Plasmacytoid dendritic cells (pDCs) are the main producers of a key T-cell stimulatory cytokine, interferon alpha (IFN) and critical regulators of anti-viral immunity. Chronic myeloid leukemia (CML) is caused by BCR-ABL, which is an oncogenic tyrosine kinase that can be effectively inhibited with ABL-selective kinase inhibitors (TKI).
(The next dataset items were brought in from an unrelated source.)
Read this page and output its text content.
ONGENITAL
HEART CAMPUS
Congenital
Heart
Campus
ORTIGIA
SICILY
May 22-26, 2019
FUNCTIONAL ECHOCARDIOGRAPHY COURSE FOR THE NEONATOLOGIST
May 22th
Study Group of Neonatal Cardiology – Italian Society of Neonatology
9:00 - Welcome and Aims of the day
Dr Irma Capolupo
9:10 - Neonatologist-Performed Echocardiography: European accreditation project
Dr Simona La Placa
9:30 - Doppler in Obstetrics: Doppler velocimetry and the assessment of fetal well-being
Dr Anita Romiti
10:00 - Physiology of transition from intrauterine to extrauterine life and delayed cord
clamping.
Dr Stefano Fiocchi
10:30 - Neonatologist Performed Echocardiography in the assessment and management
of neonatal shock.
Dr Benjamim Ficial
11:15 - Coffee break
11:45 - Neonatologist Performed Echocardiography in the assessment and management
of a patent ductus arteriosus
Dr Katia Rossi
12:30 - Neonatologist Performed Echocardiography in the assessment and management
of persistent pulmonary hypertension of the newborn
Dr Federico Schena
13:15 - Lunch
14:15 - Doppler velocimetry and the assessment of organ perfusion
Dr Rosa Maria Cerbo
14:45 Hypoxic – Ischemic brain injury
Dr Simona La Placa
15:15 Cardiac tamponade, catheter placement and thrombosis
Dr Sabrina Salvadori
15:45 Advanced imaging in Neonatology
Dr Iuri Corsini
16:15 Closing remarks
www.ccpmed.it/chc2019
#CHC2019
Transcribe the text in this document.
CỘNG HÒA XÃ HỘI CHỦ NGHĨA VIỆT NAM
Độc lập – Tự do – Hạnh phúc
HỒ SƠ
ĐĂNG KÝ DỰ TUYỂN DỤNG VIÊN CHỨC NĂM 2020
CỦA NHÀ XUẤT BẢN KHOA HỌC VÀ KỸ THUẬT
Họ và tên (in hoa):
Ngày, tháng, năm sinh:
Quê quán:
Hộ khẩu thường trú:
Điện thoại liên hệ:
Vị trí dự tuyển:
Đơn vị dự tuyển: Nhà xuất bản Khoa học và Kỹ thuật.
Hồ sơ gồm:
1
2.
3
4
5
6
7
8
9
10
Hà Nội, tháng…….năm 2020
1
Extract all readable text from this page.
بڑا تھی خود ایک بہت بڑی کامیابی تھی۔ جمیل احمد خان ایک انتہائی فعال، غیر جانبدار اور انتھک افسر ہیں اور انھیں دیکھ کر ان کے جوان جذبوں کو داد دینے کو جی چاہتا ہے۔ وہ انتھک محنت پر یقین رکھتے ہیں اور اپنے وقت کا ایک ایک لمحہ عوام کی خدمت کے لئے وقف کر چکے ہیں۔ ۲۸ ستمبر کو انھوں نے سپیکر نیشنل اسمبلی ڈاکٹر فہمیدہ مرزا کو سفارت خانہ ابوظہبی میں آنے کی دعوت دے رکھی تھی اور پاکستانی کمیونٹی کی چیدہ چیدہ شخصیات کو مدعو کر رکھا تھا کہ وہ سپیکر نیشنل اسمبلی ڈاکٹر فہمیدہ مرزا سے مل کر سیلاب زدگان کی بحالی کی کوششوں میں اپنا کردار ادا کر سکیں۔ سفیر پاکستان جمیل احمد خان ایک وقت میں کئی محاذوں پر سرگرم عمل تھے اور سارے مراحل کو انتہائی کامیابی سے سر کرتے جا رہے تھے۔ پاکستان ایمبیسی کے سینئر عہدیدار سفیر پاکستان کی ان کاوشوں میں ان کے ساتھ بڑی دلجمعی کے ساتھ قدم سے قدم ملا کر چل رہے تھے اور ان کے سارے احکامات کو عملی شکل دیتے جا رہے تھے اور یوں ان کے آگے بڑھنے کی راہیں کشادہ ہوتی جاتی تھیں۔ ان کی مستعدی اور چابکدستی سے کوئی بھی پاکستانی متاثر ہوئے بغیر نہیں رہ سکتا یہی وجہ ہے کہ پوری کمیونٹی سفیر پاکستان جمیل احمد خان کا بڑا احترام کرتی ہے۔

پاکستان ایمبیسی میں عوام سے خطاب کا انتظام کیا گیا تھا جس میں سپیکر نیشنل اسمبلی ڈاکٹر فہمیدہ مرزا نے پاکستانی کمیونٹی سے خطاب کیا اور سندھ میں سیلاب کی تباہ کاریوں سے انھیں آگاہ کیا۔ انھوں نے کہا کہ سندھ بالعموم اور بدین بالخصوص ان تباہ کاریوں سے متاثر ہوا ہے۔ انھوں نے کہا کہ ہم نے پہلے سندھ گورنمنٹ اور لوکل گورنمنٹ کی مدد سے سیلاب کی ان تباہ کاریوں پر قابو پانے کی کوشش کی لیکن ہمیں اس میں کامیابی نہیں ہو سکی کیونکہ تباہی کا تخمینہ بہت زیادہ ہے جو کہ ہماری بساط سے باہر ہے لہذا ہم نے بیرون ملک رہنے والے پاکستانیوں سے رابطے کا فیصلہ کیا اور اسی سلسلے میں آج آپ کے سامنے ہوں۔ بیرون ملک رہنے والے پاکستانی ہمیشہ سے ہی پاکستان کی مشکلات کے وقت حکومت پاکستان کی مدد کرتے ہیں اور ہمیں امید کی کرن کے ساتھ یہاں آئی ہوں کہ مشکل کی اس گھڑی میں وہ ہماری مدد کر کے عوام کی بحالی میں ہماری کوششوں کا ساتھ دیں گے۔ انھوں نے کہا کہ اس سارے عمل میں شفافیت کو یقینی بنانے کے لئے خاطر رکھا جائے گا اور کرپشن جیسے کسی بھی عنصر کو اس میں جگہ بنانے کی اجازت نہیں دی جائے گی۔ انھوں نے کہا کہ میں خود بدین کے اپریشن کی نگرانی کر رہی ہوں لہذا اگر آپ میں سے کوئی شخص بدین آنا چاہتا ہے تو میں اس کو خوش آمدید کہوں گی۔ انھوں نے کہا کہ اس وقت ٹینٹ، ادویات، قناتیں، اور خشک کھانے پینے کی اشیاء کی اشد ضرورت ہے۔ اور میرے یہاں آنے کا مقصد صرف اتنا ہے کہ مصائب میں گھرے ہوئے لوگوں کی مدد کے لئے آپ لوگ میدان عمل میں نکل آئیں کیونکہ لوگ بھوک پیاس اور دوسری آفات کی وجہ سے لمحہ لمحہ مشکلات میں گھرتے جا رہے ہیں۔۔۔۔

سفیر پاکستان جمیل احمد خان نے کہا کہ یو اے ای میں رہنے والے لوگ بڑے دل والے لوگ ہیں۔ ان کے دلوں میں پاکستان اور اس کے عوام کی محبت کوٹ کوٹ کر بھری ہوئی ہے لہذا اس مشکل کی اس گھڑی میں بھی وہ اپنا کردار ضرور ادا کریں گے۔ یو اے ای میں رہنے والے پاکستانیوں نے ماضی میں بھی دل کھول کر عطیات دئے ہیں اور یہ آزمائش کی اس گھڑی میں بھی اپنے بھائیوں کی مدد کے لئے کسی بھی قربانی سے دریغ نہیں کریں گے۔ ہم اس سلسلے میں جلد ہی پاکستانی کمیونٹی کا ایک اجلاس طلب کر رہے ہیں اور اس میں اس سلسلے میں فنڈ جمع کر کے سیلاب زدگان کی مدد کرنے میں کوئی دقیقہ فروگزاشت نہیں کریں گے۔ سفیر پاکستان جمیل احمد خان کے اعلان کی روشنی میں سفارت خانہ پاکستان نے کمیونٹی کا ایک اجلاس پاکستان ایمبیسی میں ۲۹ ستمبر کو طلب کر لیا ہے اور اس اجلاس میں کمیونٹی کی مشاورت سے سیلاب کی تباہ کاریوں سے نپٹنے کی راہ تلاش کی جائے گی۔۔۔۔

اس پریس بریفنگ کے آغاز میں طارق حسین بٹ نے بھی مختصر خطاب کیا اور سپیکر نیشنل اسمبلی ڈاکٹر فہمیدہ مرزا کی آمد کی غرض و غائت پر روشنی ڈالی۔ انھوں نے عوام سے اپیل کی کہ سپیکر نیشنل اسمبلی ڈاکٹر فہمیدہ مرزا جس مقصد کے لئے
BCR-ABL-induced suppression of the transcription factor interferon regulatory factor 8 (IRF8) was previously proposed to block pDC development and compromise immune surveillance in CML. Here, we demonstrate that pDCs in newly diagnosed CML (CML-pDCs) develop quantitatively normal and are frequently positive for the co-stimulatory antigen CD86. They originate from low-level BCR-ABL-expressing precursors. CML-pDCs also retain their competence to maturate and to secrete IFN. RNA sequencing reveals a strong inflammatory gene expression signature in CML-pDCs. Patients with high CML-pDC counts at diagnosis achieve inferior rates of deep molecular remission (MR) under nilotinib, unless nilotinib therapy is combined with IFN, which strongly suppresses circulating pDC-counts. Although most pDCs are BCR-ABL-negative in MR, a substantial proportion of BCR-ABL+CML-pDCs persists under TKI treatment. This could be of relevance, because CML-pDCs elicit CD8+ T-cells, which protect wild-type mice from CML. Together, pDCs are identified as novel functional DC-population in CML, regulating anti-leukemic immunity and treatment outcome in CML.